Егор Лексеич не спешил атаковать, он хотел проверить Митрия. Опыт подсказывал ему, что Митрий — противник несложный: бьёт с силой, но глупо. Егор Лексеич не сомневался в своей победе. Он хотел увидеть Митрия, однако стёкла в кабине вражеского харвера ослепли от грязи, и за ними шевелилась какая-то дикая зелень, а не тень человека. Своим комбайном гадёныш владел, пожалуй, даже лучше, чем сам Егор Лексеич, пусть харвер у Митрия и хромал на покалеченную ногу, зато Егор Лексеич освоил приёмы сражения, которых Митрий не знал: неоткуда ему было знать, не наловчился ещё.
Митриева циркулярка пару раз полоснула харвер Егора Лексеича по боку, оставив глубокие разрезы в ситалле, но в целом её прямолинейные броски Егор Лексеич отводил коленом средней ноги. С чокером дело было сложнее: Митрий явно целил в кабину. Егор Лексеич отбивался длинной лапой — вертел её, складывал и расправлял, порой подставляя сустав под укус, чтобы чокер Митрия поломал зубы. Егора Лексеича колотило бешенство, оно отзывалось рывками и тряской машины, неточностью, судорогами, лишней суетой. Драке это не мешало, но будь такая возможность — Егор Лексеич перепрыгнул бы на харвер противника, выволок бы Митрия из кабины и расшиб бы ему морду.

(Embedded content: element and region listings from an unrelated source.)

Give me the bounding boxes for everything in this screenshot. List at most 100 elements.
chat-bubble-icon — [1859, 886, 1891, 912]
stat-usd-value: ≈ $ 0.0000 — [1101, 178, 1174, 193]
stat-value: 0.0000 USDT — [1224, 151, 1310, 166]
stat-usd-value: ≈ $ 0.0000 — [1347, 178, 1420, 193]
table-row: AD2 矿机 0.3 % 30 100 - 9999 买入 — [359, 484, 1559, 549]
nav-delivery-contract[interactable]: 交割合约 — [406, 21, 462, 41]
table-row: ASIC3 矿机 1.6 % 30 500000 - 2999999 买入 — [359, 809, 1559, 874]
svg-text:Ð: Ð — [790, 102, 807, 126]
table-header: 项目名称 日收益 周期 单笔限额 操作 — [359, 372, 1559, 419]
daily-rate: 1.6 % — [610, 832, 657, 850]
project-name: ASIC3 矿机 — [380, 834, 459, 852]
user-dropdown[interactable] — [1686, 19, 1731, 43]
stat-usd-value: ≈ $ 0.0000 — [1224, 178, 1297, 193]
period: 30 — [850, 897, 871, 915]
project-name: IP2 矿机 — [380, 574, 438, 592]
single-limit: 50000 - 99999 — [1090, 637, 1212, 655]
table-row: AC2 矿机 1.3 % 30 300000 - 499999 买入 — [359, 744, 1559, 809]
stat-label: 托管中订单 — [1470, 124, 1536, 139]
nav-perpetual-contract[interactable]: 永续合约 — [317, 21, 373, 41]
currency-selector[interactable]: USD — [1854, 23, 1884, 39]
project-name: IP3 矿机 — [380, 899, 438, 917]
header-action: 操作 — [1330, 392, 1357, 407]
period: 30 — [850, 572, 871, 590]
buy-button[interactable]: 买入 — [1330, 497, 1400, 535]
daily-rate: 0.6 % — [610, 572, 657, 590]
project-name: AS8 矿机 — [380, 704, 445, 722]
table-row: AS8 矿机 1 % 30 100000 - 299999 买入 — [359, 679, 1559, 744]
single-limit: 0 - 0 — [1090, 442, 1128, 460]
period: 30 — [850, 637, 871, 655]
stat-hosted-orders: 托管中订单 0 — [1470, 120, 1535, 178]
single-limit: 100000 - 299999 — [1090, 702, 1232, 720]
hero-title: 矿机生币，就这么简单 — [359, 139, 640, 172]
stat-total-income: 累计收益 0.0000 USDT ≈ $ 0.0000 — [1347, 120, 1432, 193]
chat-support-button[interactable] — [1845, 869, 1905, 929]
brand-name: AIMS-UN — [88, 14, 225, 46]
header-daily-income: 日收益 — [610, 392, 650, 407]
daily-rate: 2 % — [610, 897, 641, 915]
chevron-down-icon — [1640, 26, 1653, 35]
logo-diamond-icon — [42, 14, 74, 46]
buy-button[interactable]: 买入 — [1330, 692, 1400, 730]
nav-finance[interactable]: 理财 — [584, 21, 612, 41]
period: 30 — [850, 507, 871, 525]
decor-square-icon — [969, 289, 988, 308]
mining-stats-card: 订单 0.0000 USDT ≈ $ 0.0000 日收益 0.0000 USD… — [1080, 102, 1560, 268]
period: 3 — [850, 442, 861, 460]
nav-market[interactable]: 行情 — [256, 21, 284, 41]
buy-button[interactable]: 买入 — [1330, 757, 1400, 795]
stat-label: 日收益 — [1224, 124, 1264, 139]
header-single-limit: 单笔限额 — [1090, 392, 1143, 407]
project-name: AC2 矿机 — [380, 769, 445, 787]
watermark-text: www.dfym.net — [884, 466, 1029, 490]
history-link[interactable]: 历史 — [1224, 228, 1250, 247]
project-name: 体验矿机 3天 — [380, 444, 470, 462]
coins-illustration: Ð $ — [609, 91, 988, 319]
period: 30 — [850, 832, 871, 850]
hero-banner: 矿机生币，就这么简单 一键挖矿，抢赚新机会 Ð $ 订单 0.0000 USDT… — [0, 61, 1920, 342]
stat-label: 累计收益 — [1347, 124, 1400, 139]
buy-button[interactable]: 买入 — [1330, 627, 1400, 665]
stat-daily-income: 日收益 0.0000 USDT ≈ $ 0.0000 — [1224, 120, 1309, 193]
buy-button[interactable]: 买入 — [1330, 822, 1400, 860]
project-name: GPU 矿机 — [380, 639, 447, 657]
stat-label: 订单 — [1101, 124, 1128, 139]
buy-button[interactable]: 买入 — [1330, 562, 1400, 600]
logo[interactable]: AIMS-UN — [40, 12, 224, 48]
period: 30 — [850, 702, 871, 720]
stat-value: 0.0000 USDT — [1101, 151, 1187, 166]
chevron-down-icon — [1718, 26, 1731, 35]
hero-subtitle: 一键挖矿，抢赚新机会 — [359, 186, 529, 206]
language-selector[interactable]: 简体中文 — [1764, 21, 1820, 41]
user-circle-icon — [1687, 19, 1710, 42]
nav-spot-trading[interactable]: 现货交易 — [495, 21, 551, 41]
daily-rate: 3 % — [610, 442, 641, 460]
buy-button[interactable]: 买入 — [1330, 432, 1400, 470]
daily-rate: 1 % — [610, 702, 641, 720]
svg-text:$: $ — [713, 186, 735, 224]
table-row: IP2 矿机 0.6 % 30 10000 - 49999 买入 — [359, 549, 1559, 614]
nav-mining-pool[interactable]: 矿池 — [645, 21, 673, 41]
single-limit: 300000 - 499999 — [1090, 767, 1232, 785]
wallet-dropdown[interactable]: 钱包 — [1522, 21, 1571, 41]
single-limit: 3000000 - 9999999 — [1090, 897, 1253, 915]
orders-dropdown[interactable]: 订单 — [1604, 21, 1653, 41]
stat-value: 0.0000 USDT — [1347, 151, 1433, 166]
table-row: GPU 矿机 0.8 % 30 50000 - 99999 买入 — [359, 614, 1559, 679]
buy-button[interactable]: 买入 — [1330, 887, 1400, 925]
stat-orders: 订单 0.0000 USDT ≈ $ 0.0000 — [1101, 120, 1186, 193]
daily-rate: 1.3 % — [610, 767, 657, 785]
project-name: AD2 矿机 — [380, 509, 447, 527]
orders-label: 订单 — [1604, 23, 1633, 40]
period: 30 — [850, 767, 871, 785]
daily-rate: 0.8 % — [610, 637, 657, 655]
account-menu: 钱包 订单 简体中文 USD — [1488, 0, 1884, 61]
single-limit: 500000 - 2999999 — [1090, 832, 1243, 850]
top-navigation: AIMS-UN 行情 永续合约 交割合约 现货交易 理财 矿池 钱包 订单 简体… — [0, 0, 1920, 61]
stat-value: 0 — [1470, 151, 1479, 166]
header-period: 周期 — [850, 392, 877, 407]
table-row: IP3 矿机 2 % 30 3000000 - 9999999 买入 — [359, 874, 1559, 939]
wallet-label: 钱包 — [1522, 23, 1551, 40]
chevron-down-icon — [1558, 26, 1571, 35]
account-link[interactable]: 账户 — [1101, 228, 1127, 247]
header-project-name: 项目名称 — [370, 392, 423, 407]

А Митя, не шевелясь, лежал в своём зелёном колыхающемся гамаке, прошитый чужой ещё жизнью — почти невидимыми тончайшими корешками, жгутиками, волосками, гифами, жалами. Поединок харвестеров он наблюдал как бы внутри себя в стереоскопическом объёме: многообразно и сложно двигались две серебряные математические модели комбайнов, и одна из них — это он сам. Митя был спокоен. Он не дрался, а решал инженерную задачу — но не угадывал динамическую картину перемещений и трансформаций врага.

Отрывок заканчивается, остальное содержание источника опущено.